Some time ago this hadith left me feeling uneasy, but I followed anyway -after all it is ‘saheeh’ so the prophet did most likely say it, peace and blessing to him, but I didn’t get it. If the best prayer of a woman is best in the house, Why is it that in a narration where a woman asked about the dirt that would get on the bottom of her dress when going to the masjid to pray he addressed the concern of filth only and didn’t simply tell her not to bother coming, praying at home is better for you anyway? Why allow women to pray at the Mosque ever if it would be better for them to pray at home? And isn’t it strange that the prophet, peace and blessings to him, would go so far as to say the prayer for women is best in the room of her house (i.e. the most enclosed space)? I kept these questions to myself.

This hadith is often recited in the context of telling women to essentially ‘know our place’, if we are allowed the basement floor of a Masjid, we ought to be grateful after all -the best place for a woman to pray is at home. If there is no women’s space or we are completely guarded from entering any given Masjid, well why are we there anyway? The best place for a woman to pray is in her home -no, excuse me, in her room in her home. And yet the essence of the hadith, as commentated on by Shaykh Abdullah Adhami, is not a prohibition or a discouragement of women going to the Masjid, it is a permission and a mercy to women who find themselves, like Umm Humayd, desiring to go to the Masjid but in a circumstance where going would be far more harmful than praying at home.
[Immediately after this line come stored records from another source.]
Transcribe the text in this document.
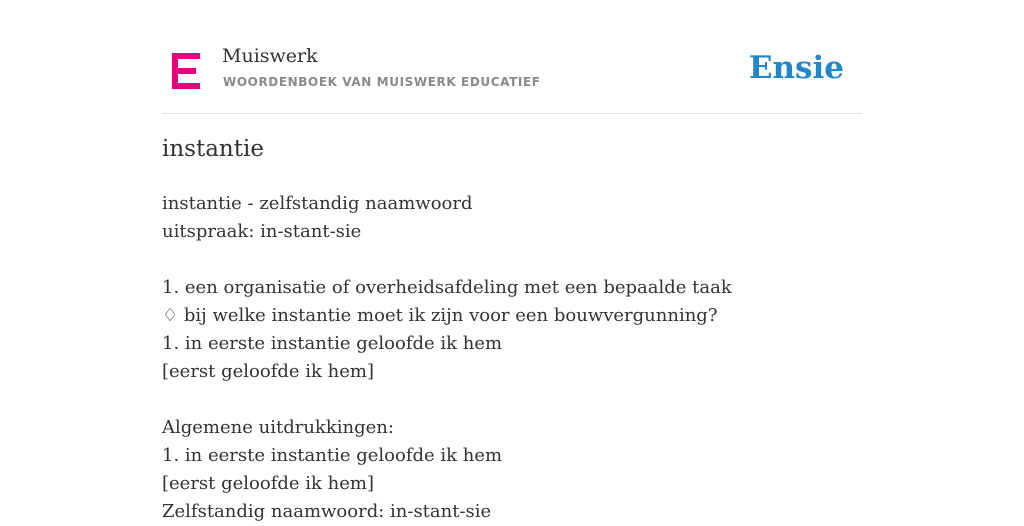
Muiswerk
WOORDENBOEK VAN MUISWERK EDUCATIEF	Ensie
instantie
instantie - zelfstandig naamwoord
uitspraak: in-stant-sie
1. een organisatie of overheidsafdeling met een bepaalde taak
♢ bij welke instantie moet ik zijn voor een bouwvergunning?
1. in eerste instantie geloofde ik hem
[eerst geloofde ik hem]
Algemene uitdrukkingen:
1. in eerste instantie geloofde ik hem
[eerst geloofde ik hem]
Zelfstandig naamwoord: in-stant-sie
And why the insistence on the room of her home and not just her home? Here also we find a mercy, as commentated on by Shaykh Abdullah Adhami, this is a woman under enormous stress from her husband’s watchful eye -it isn’t just about the Mosque as the Shaykh alludes to, this is a stressful environment. And in this we find another opening of mercy, not harshness, this isn’t an encouragement from the prophet, peace and blessings to him, to stay out of sight, out of mind, as all too many cultures ask of women, this is spiritual advice on replenishing one’s self in a stressful environment. For 5- 10 minutes take some time to reconnect and reorient, put the stressful husband -or a number of other stressful environments that any woman can have, out of mind and just pray.

Women aren’t required to go to the Masjid for any prayer we are also not required to stay at home to pray, we have the right to choose our prayer environment and in the prophet’s time, we see women doing just that. This hadith was a hard pill to swallow, between my first time hearing it and subsequently hearing it used as a weapon against women and our presence in the Mosque many, many times, in hearing Shaykh Abdullah Adhami’s commentary my heart was finally put to rest concerning this Hadith. I don’t know how Islam became an “anti-women” religion when the prophet peace and blessings to him were sent as a light and mercy to the world. When he gave women rights, facilitated their education, gave them respect and dignity, loved and honored them, us. Somehow his words and his path became synonymous with an anti-women sentiment. This isn’t the doing of the west or the media, this is the doing of Muslims and far too much of our leadership that believe women are inferior, want women out of the public eye and will jump on any hadith that outwardly seems to back their inward state.